Tuesday, April 7, 2009

Credit and Interdependence - An Editorial

This is not a recession or a depression. This is a long-term standard of living correction. For a long time, our true economy has been hidden from view by an unprecedented expansion of credit and now that the credit markets have frozen up, we’re left with exactly the economy that our wages say we deserve. Contrary to what Obama and his economic advisers say, we don’t need to “get the credit markets moving again.” We need to live within our means.

We might ask, “Well, how do you expect people to buy homes without credit?” But does a pile of wood, glass and concrete really cost $250,000? Also, should land values be determined by speculation? Does anyone really “own” land? If you didn’t pay your property taxes, to whom does ownership of the land revert back to? Do a man and his wife really need a large mansion while others sleep in a cardboard box? At what point does land usage and space economics play into our design of communities and towns? We really need to consider and reconsider some of the ideas of Henry George now more than ever.

“What about a car?” But do I really need a car? Why should we be living and working so far apart from one another? Why can’t we build communities in such a manner that everything we need is provided for within a mile? Why can’t we have groceries brought to us? Why can’t we bring the mountain to Mohammed? The automobile is a tax on the economy. For even after we were to develop a car that runs on saltwater, we still need to solve the problem of traffic congestion.

“What about a college education?” Public education should be fully funded, from pre-K to PhD. If someone wants to get a PhD, then they should be able to do so and money should not be an issue. If people still want a private education, then they should use their own money, with not one dime of taxpayer money being given to the private institutions.

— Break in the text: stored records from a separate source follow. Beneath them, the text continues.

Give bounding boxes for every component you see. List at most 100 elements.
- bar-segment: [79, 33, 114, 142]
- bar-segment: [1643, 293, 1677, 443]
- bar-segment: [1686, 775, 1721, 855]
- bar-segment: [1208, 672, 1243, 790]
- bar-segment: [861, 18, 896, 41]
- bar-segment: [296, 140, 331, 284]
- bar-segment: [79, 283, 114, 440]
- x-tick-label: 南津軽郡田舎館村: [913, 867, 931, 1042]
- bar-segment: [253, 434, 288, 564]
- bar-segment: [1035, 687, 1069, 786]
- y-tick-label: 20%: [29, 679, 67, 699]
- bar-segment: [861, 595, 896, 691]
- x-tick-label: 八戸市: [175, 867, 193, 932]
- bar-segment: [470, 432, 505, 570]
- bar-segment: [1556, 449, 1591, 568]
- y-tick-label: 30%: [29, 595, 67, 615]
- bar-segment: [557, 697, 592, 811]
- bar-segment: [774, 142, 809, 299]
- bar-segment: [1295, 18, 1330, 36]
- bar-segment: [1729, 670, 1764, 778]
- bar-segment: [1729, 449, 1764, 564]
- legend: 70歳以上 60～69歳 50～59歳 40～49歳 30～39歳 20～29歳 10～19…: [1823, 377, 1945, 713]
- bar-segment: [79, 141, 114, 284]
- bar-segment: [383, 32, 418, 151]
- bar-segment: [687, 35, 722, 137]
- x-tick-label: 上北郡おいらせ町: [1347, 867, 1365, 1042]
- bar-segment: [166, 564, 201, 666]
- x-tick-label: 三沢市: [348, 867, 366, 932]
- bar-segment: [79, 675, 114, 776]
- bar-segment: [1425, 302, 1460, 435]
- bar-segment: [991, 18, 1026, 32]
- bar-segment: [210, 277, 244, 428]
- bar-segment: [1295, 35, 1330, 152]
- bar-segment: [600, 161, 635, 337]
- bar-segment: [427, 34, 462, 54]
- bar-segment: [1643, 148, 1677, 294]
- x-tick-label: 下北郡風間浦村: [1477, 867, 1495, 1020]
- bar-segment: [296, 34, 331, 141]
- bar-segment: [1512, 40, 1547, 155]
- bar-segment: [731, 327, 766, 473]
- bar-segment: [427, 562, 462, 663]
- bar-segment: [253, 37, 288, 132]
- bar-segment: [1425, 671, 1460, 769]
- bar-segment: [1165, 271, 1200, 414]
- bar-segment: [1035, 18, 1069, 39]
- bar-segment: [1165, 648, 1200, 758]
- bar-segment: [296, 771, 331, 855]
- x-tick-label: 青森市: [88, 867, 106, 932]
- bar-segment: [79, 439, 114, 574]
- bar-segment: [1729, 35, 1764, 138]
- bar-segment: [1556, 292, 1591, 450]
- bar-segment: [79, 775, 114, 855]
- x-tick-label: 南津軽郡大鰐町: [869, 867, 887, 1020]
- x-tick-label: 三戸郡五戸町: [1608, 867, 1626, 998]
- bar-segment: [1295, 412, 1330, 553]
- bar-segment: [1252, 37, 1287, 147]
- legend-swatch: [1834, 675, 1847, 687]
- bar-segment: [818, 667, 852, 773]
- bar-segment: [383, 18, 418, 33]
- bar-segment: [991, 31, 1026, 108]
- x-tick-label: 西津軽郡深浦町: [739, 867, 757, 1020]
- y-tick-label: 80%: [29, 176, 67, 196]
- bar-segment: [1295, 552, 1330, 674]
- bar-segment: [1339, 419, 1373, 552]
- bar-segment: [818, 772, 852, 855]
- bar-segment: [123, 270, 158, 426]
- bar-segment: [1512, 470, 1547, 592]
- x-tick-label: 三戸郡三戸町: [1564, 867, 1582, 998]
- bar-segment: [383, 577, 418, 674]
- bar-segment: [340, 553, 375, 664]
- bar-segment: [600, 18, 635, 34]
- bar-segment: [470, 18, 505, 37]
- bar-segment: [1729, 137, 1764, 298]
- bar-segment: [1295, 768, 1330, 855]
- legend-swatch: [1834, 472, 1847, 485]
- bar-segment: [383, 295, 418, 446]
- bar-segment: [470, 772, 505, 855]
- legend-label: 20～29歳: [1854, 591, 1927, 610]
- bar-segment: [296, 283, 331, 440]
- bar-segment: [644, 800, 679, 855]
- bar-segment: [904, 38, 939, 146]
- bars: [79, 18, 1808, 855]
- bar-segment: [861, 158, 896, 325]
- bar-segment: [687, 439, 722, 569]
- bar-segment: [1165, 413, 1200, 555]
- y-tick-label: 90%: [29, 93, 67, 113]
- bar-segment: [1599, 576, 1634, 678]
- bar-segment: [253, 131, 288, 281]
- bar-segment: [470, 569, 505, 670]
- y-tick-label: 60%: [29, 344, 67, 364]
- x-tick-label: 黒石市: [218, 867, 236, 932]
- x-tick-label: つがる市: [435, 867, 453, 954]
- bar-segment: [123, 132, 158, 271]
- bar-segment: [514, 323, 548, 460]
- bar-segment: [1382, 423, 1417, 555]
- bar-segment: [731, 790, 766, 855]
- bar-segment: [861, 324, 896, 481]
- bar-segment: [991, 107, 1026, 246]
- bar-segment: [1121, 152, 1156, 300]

“What about appliances?” Have you ever heard of this concept called “saving your money?” There’s even people who are willing to pay you interest just for the privilege of putting your money in their vault. Also, with the internet, there should be ways to develop community-based websites that help to connect people who have a need with people who can help them fulfill that need—like a community skill and resource inventory from which members of that community can draw upon.

Do we see a pattern emerging here? For every thing that one could use as an excuse to keep the credit markets moving, there’s an “outside of the box” alternative that can get what the consumer needed just as well.

Now you may be thinking, “Some of these alternatives are just too unrealistic. You can’t possibly expect such a radical change in our standard of living, can you?” All I can say in response to that is that if you don’t do this VOLUNTARILY, the economy will force you to do it INVOLUNTARILY. But, of course, you won’t believe me until you’re pushed into a corner that leaves you with no other choice. That’s human nature.

“But what magical force will force us into that corner?” You. You will be the source of your own predicament. Assuming that the country keeps its trade policies the same as they are today, the stagnancy in wages will continue. We used to have the wages we did not because there’s something inherently unique about manufacturing jobs that they warrant higher wages, but rather because of the efforts that organized labor have made in getting the wages that American manufacturing jobs have enjoyed. I dispute the notion that simply making something somehow adds value to the economy. It’s the good wages labor unions have fought long and hard for, that add value to the economy, not the mere fact that an entity is making something. Conceivably, if labor unions had worked as hard for restaurant and gas station employees, then we’d be talking about how important restaurant and gas station jobs are to the economy. We’d be saying that “serving customers inherently adds value to the economy.” But realistically, restaurant and gas station employees are easily replaceable—that is, it’s not skill-intensive enough to present any considerable degree of long-term job security.

When YOU, the consumer, always look for the cheapest deal, you also force economic entities to follow their competition, meaning the outsourcing of good-paying jobs. As long as you look for the cheapest deal, then you are eventually cutting into your own buying power.

It is this buying power that is the point of focus here. If you have lower wages, then in order to keep the same standard of living, you have to use credit. But now, the credit markets have frozen and I have a feeling that even if all bad debt were erased from the balance sheets of all lending institutions overnight and trillions were available for lending, the lending of yesterday would still never return simply because the banks realize what you now realize—that wages are the lifeblood of any economy, not credit.

We will simply have to redefine what “economy” means. This “modern” globalized economy is separating us from our true interdependent nature as human animals. We need to get in tune with that essence and structure society accordingly.